Monday

29 September 2014

“Michael and his angels fought against the dragon. The dragon and his angels fought back, but they were defeated,” (vv. 7-8)


Background

Today is the feast day of St Michael and all Angels. On one of my shelves there is a statue of St Michael slaying a very human-shaped devil. It was a gift to me from a local Catholic Church when I left my full time appointment and the sight of it reminds me of many ecumenical times shared within their building.

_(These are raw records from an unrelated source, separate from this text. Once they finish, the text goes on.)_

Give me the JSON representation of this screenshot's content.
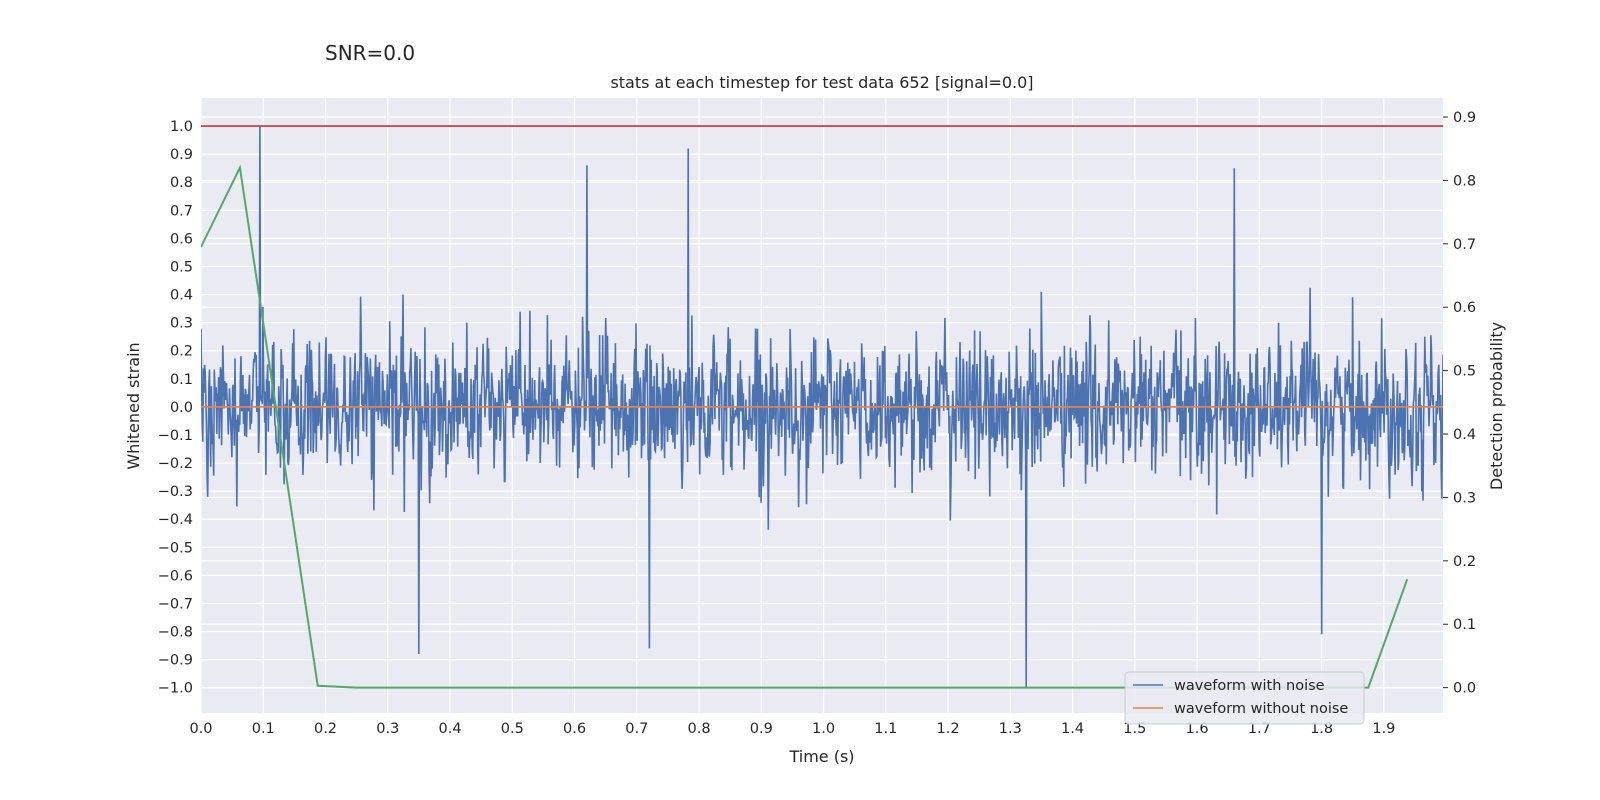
{
  "figure_suptitle": "SNR=0.0",
  "chart_data": {
    "type": "line",
    "title": "stats at each timestep for test data 652 [signal=0.0]",
    "xlabel": "Time (s)",
    "ylabel": "Whitened strain",
    "y2label": "Detection probability",
    "xlim": [
      0.0,
      1.995
    ],
    "ylim": [
      -1.09,
      1.1
    ],
    "y2lim": [
      -0.04,
      0.93
    ],
    "xticks": [
      "0.0",
      "0.1",
      "0.2",
      "0.3",
      "0.4",
      "0.5",
      "0.6",
      "0.7",
      "0.8",
      "0.9",
      "1.0",
      "1.1",
      "1.2",
      "1.3",
      "1.4",
      "1.5",
      "1.6",
      "1.7",
      "1.8",
      "1.9"
    ],
    "yticks": [
      "1.0",
      "0.9",
      "0.8",
      "0.7",
      "0.6",
      "0.5",
      "0.4",
      "0.3",
      "0.2",
      "0.1",
      "0.0",
      "−0.1",
      "−0.2",
      "−0.3",
      "−0.4",
      "−0.5",
      "−0.6",
      "−0.7",
      "−0.8",
      "−0.9",
      "−1.0"
    ],
    "y2ticks": [
      "0.9",
      "0.8",
      "0.7",
      "0.6",
      "0.5",
      "0.4",
      "0.3",
      "0.2",
      "0.1",
      "0.0"
    ],
    "grid": true,
    "legend_position": "lower-right",
    "series": [
      {
        "name": "waveform with noise",
        "color": "#4c72b0",
        "axis": "left",
        "kind": "noise",
        "note": "dense whitened noise, ~2048 samples, amplitude mostly within ±0.6, peak 1.0 at t≈0.095, min −1.0 at t≈1.325"
      },
      {
        "name": "waveform without noise",
        "color": "#dd8452",
        "axis": "left",
        "x": [
          0.0,
          1.995
        ],
        "y": [
          0.0,
          0.0
        ]
      },
      {
        "name": "",
        "color": "#55a868",
        "axis": "right",
        "x": [
          0.0,
          0.0625,
          0.1875,
          0.25,
          1.875,
          1.9375
        ],
        "y": [
          0.695,
          0.82,
          0.003,
          0.0,
          0.0,
          0.171
        ]
      },
      {
        "name": "",
        "color": "#c44e52",
        "axis": "left",
        "x": [
          0.0,
          1.995
        ],
        "y": [
          1.0,
          1.0
        ]
      }
    ]
  }
}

So who is St Michael? He is, according to Scripture, one of three named angels: the other two being Gabriel, who was sent to tell Mary that she was to become a mother (Luke 1:26-38), and Raphael. Michael is described as the protector of Israel and the leader of the armies of God, and it is in this latter role that we acknowledge him in the passage we have before us today. His challenge is to be the warrior who takes on evil (personified as the devil), and according to the vision in Revelation the evil one is thrown out of heaven and peace reigns. Some people, of course, accept the story as an explanation of what will happen when the destiny of the world is decided. Michael is the heavenly patron of Israel and, by extension, the patron of Christian people as the new people of God. John's vision is that when the conflict between the Church and the pagan world comes to a climax, then the battle would be fought not on earth but in heaven, and Michael would be the champion in this battle.

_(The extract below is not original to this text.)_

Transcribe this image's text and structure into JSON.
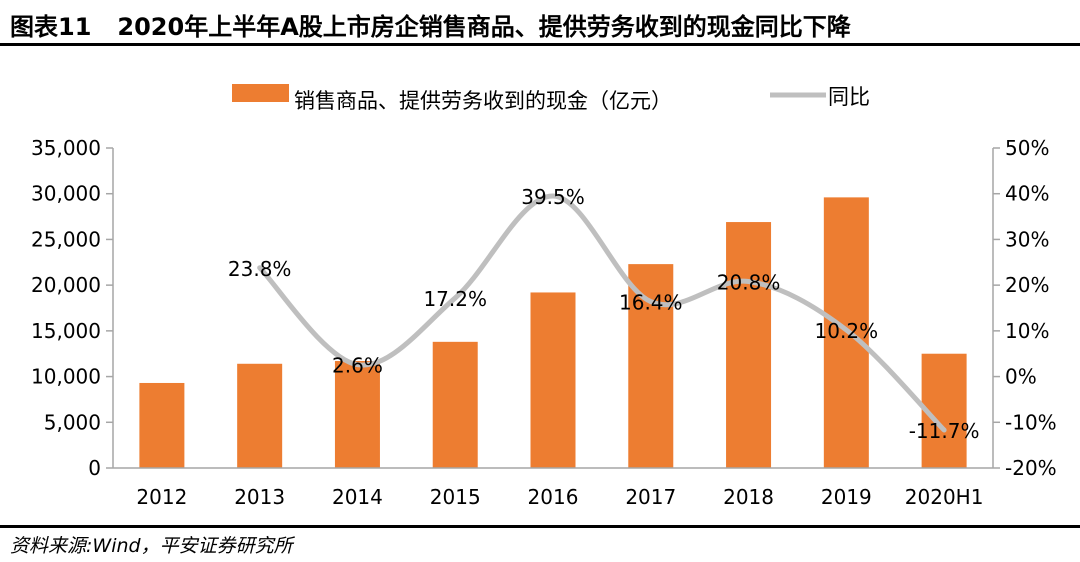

However, it must be clear to us all that the battle described here did not bring an end to conflict, and we cannot hide from the conflict in what we term the Holy Land going on today. Therefore we must, in my opinion, bring the battle closer to home, not in the sense of physical warfare but by doing all that we can, as disciples of Jesus, to defeat evil when we see it around us in our own environment, whether it is through making our voices heard when we see injustices around us, or being practical warriors against the darkness we see around us. We are to be the Michaels in our own place and time, casting out the demons on behalf of Christ.


To Ponder

  • What would be the particular demons you would defeat if you had the courage to do so?
  • How do you think the people termed the Body of Christ should react to the evil in the world?
  • Should we just gather together with people who feel and think like us and shut ourselves off from the world and leave the solution to God? Why? Or why not?